Reform, while desirable in the case of indigent health care in Louisiana, will threaten certain entrenched interests. Thus it is understandable why Michael Butler, LSU Health Sciences Center chief medical officer, might try to present a skewed picture of the quality of indigent care in the state.

Changing the system from a money-given-to-the-institution to a money-follows-the-person regime would pose problems for the charity hospital system run by the Louisiana State University system. Money would flow away from that organization into for-profit and nonprofit providers, in part because patients will choose these other options because of the services available and/or quality of care, and LSU and other state politicians do not want to see that happen because it would mean fewer jobs and less power.

Butler did his best to deny this reality by arguing at a press conference that “[c]ontrary to popular belief, the public hospitals ... are a valued asset for patient care. When people say we are not delivering high quality care, they are not being honest. Most are just too lazy to dig in deeper and pay attention.” Further, he said “There is evidence that charity does better than private.” In fact, as federal statistics show, it is Butler who is not being honest and needs to dig a little deeper and pay attention.

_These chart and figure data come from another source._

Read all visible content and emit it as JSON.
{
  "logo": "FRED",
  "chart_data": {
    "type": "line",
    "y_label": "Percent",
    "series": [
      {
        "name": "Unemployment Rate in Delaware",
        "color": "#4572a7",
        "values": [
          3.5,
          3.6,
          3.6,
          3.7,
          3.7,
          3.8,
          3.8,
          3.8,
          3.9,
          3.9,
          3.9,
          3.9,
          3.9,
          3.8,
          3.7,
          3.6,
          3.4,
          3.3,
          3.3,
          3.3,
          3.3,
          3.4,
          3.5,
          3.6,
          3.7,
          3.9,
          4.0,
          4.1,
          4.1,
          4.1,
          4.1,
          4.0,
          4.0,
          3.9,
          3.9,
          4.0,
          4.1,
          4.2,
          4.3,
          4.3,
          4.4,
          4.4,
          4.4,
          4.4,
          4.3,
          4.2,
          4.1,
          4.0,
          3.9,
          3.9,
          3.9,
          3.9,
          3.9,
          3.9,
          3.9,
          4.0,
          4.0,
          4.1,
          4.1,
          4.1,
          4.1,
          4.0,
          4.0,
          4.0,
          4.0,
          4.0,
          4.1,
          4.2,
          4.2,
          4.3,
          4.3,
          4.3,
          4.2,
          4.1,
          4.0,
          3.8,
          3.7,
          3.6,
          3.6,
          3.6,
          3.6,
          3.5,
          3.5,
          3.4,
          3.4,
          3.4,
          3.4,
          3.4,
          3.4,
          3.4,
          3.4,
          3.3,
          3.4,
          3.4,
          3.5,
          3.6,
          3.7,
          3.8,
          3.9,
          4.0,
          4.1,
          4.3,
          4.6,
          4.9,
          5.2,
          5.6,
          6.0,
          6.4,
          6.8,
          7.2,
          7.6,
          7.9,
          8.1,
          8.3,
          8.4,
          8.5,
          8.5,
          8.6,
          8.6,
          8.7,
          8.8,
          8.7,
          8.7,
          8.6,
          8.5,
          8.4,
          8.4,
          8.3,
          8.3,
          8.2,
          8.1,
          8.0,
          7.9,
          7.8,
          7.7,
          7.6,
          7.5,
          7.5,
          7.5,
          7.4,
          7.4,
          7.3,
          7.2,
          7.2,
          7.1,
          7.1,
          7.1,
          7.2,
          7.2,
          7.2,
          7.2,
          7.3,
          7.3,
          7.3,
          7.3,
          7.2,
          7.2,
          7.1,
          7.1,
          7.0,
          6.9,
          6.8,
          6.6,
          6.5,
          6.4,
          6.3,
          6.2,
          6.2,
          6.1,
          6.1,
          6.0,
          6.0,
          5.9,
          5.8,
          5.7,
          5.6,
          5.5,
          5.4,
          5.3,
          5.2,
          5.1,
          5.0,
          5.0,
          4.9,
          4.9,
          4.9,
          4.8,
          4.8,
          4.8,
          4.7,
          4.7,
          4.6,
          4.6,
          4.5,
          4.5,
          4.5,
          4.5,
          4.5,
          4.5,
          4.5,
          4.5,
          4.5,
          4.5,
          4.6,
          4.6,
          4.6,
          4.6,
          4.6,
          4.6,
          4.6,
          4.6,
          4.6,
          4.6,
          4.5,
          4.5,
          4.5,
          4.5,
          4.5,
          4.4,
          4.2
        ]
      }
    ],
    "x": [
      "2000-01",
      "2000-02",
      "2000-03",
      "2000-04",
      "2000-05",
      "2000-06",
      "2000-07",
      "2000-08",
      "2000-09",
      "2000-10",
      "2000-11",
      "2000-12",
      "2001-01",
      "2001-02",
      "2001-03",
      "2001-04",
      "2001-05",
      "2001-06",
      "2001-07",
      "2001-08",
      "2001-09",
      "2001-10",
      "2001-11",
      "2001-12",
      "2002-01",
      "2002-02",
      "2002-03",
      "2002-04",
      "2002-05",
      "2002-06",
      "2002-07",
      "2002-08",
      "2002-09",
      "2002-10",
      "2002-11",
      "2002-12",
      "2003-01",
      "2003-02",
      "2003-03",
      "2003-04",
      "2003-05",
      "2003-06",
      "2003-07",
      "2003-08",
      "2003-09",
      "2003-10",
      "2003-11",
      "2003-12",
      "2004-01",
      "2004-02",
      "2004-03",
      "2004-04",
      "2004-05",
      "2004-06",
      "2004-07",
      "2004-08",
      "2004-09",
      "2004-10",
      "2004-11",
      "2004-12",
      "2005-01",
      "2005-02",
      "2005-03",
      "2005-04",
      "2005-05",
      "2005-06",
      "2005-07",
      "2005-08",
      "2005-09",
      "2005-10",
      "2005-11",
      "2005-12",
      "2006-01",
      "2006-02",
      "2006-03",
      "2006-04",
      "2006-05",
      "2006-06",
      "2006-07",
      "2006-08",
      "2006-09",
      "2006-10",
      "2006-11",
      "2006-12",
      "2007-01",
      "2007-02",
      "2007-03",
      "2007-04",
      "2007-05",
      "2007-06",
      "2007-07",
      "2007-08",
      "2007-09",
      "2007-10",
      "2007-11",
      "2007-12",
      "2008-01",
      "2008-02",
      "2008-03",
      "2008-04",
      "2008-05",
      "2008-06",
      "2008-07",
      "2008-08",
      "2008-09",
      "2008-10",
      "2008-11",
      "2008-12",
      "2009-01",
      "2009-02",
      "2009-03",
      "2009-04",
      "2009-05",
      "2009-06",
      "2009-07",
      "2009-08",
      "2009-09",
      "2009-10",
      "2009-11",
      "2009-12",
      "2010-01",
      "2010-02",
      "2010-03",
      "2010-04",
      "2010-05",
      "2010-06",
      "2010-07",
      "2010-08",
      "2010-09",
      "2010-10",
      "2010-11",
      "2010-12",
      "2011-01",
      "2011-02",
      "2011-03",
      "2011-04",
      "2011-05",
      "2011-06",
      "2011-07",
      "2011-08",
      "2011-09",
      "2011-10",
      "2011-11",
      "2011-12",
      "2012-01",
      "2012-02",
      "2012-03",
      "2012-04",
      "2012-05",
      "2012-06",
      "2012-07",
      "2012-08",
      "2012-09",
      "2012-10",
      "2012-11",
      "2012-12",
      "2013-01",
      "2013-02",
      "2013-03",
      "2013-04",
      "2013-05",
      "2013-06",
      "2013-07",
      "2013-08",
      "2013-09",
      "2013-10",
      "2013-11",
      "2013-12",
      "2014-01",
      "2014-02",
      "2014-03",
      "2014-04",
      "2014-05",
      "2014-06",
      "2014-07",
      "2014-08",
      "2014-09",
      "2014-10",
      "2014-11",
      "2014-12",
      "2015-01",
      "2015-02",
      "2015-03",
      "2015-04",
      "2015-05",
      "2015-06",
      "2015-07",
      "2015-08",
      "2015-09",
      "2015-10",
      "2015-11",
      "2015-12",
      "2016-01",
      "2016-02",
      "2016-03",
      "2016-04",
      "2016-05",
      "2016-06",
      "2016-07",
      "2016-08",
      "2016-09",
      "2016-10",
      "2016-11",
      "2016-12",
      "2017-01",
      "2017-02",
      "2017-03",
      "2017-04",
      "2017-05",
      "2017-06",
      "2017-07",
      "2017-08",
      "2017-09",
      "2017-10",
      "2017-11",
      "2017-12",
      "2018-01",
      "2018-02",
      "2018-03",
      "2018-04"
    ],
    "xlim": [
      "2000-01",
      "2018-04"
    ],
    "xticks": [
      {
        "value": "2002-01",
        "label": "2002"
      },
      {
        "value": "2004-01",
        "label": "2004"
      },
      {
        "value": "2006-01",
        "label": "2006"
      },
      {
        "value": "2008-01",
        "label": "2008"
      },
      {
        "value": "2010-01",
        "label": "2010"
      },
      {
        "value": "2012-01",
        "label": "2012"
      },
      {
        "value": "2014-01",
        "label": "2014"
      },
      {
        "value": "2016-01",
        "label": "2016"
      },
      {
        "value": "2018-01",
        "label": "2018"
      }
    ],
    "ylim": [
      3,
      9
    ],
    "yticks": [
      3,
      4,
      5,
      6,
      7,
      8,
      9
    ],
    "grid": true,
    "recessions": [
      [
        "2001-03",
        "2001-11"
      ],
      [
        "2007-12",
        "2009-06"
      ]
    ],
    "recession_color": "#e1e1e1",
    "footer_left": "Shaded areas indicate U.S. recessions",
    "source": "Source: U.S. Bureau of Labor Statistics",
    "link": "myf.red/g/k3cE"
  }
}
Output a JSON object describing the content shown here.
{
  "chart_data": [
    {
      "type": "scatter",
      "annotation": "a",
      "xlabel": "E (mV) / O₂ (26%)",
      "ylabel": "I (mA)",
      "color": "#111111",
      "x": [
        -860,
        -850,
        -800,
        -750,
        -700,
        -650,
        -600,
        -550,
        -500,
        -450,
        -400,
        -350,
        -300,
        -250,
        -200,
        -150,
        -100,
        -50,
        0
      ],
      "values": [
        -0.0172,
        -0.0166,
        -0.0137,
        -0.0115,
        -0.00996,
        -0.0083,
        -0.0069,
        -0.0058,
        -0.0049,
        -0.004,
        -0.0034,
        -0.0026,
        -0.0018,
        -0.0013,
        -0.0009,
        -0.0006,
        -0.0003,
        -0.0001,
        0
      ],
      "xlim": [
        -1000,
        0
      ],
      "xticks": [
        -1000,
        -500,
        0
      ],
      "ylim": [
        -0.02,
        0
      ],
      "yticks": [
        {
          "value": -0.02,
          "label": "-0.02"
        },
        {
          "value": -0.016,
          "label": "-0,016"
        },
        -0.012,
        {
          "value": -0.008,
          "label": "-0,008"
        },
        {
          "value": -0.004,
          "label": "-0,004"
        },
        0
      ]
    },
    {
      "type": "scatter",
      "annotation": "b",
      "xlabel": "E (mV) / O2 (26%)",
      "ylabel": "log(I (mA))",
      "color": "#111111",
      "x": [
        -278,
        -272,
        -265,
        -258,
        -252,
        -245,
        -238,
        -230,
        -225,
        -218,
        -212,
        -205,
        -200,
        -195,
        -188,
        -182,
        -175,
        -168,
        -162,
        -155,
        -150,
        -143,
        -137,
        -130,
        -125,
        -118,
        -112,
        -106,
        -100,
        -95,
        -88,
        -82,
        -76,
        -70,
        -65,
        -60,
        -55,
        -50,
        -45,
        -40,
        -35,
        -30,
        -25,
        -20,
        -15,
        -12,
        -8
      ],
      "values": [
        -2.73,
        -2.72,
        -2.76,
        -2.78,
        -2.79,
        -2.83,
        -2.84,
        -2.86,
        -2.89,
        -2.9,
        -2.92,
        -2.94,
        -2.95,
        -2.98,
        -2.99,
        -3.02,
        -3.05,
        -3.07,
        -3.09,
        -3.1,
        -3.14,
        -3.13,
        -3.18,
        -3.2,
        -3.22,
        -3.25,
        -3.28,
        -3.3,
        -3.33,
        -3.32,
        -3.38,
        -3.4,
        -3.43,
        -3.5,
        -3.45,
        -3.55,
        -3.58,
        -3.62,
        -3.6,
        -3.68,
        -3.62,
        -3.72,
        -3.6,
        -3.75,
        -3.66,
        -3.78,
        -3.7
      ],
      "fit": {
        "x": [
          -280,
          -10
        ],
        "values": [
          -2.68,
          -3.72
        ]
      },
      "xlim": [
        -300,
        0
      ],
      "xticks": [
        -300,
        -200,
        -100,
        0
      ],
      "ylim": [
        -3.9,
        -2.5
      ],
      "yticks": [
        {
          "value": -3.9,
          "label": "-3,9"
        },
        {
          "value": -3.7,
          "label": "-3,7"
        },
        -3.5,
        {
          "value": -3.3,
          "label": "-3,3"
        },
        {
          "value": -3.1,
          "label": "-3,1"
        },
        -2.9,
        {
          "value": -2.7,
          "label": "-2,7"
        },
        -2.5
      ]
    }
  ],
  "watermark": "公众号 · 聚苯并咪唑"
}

Note that Butler tries to establish two different arguments here, that the charity system is “high quality” and in some ways it is better than the private sector. The first is somewhat misleading: it all depends on how you define “high quality” but, more importantly, what if one could have “highest quality” instead that could come only from outside government hospitals? That connects to the second argument, that if we define the charity system as doing as well as the non-government sector, then perhaps that means there is the “high” or “highest quality” and no significant advantage there could be obtained by shifting more care to private institutions.

But when reviewing federal statistics in four areas, using just as an example the flagship institution in the system, the Medical Center of Louisiana New Orleans (“Big Charity”), it comes up short. These statistics deal with quality in the areas of heart attacks, heart failure, pneumonia care, and surgical care improvement/infection prevention. While Big Charity slightly outperforms New Orleans-area non-government hospitals on the first category, it does worse, sometimes much worse, on the other three. The news gets worse for other system hospitals. The other major facility, LSU Health Science Center Shreveport, does a little better relative to its area institutions, but the smaller ones seldom do as well, and sometimes much more badly, on average than their surrounding non-government institutions.

Conclusions drawn in the draft report by the Public Affairs Research Council also cast doubt on the quality of charity hospital indigent care. To quote it, “Overcrowded emergency room and outpatient clinics have caused diagnosis and treatment to be delayed for countless uninsured patients …. Louisiana charity hospitals since the mid-1990s show significant decreases in services delivered while budgets continue to rise.” Butler apparently disputed none of this at the press conference.

Butler trotted out some indicators showing in some areas the system does decently, perhaps even better than the non-government sector. However it is selective and he certainly ignores the substantial evidence that charity hospital performance lags that sector. In doing so, Butler does a disservice to the debate over this issue and appears more as a champion of vested interests than in improving indigent health care in Louisiana.